The computational laboratory is structured in a modular fashion as a hybrid modelling and simulation environment (Mayer et al. 2006; Mayer 2009; Mayer & Sarjoughian 2009). There are a number of ways to model dynamic systems computationally, with varying strengths and weaknesses. Different subsystems of an SES may be better represented by different approaches to modelling and simulation. In the MedLand laboratory, landscape and related biophysical processes are modelled using a cellular automata approach, implemented in a raster geographical information system (GIS), whereas human land use and related decision-making is modelled through agent-based simulations. Contributing models include regression-based simulations of past climate and regional vegetation. A set of Java libraries provides the visualization engine. Finally, an overarching interaction module ensures correct integration of all the modules of the laboratory.
4. Modelling dynamic landscapes
There are various, well-known ways of expressing mathematically the way in which water flows and its capacity to erode, transport and deposit sediments (Degani et al. 1979; Mitasova et al. 1996; Mitas & Mitasova 1998; Mitasova & Mitas 2001a,b; Warren et al. 2005; Clevis et al. 2006; Peeters et al. 2006; Singh & Phadke 2006). We use a transport-limited algorithm to represent the flow of water over land surfaces, based on concepts described by Kirkby (1971) and adapted for two-dimensional surfaces by Moore & Burch (1986). This algorithm was further modified by MedLand team member Helena Mitasova (Mitasova et al. 1996) to be operationalized in a realistic, three-dimensional terrain of a raster GIS environment (see below). Moore and Burch originally referred to this algorithm as ‘unit stream power erosion/deposition’ or USPED. However, as we implement this model in the MedLand computational laboratory, the phrase USPED is somewhat misleading because the algorithm actually models the geomorphological processes that are characteristic of small watersheds (hill slopes, rills and gullies) rather than of streams or rivers. In fact, the algorithm is not particularly applicable to larger streams and rivers at all (Warren et al. 2005); hence, we refer to it here as the hill slope erosion/deposition model or HED (Barton et al. 2010). We have re-expressed Mitasova’s equations in the MedLand laboratory as a recursive computational routine that simulates high-resolution landscape change across the four coupled dimensions of space and time; we also have extended the HED algorithm with equations that do represent sediment entrainment, transport and erosion in small- to moderate-sized streams.

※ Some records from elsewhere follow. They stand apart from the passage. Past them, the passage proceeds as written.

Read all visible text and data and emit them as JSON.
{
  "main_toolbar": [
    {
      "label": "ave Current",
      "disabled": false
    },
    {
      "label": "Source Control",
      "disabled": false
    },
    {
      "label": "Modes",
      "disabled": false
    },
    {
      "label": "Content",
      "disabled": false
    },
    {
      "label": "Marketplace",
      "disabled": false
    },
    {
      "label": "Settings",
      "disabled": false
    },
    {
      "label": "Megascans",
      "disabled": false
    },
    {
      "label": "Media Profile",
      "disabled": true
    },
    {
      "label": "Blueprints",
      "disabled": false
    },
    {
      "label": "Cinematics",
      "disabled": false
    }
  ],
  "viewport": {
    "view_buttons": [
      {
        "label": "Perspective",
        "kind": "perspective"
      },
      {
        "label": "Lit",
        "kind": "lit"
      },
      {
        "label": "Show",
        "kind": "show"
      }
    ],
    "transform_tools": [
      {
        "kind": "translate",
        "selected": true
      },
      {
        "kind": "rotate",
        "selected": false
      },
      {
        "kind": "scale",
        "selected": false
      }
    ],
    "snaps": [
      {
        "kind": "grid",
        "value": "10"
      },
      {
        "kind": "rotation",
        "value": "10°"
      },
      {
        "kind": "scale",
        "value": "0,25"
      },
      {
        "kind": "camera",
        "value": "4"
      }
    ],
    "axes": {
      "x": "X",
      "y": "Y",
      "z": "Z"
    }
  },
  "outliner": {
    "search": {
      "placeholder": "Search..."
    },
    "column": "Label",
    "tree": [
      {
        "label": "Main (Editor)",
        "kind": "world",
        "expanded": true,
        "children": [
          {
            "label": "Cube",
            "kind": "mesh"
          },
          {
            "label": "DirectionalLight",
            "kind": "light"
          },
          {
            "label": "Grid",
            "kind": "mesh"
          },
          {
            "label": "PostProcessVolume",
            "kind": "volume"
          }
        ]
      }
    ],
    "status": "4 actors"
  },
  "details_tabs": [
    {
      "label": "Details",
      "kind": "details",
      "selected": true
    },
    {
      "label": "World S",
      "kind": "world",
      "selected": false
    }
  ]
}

As operationalized by Mitasova and colleagues, the HED algorithm combines the environmental parameters of the universal soil loss equation (USLE/RUSLE) with an estimate of water flow derived from the local gradient and the upslope contributing area per unit contour width at each cell of a raster (see below) GIS landscape. By taking the partial derivatives of these flow values, we can then calculate the change in sediment transport capacity from one cell to the next, and thus the amount of erosion and deposition that would occur at each raster cell (Wischmeier et al. 1971; Wischmeier & Smith 1978; Degani et al. 1979; Mitasova et al. 2001, 2004; Flanagan et al. 2003; Warren et al. 2005; Singh & Phadke 2006). The HED algorithm is the core of our model for simulating landscape dynamics in the Mediterranean basin, and is potentially useful for many other settings in arid, semi-arid and xeric regions.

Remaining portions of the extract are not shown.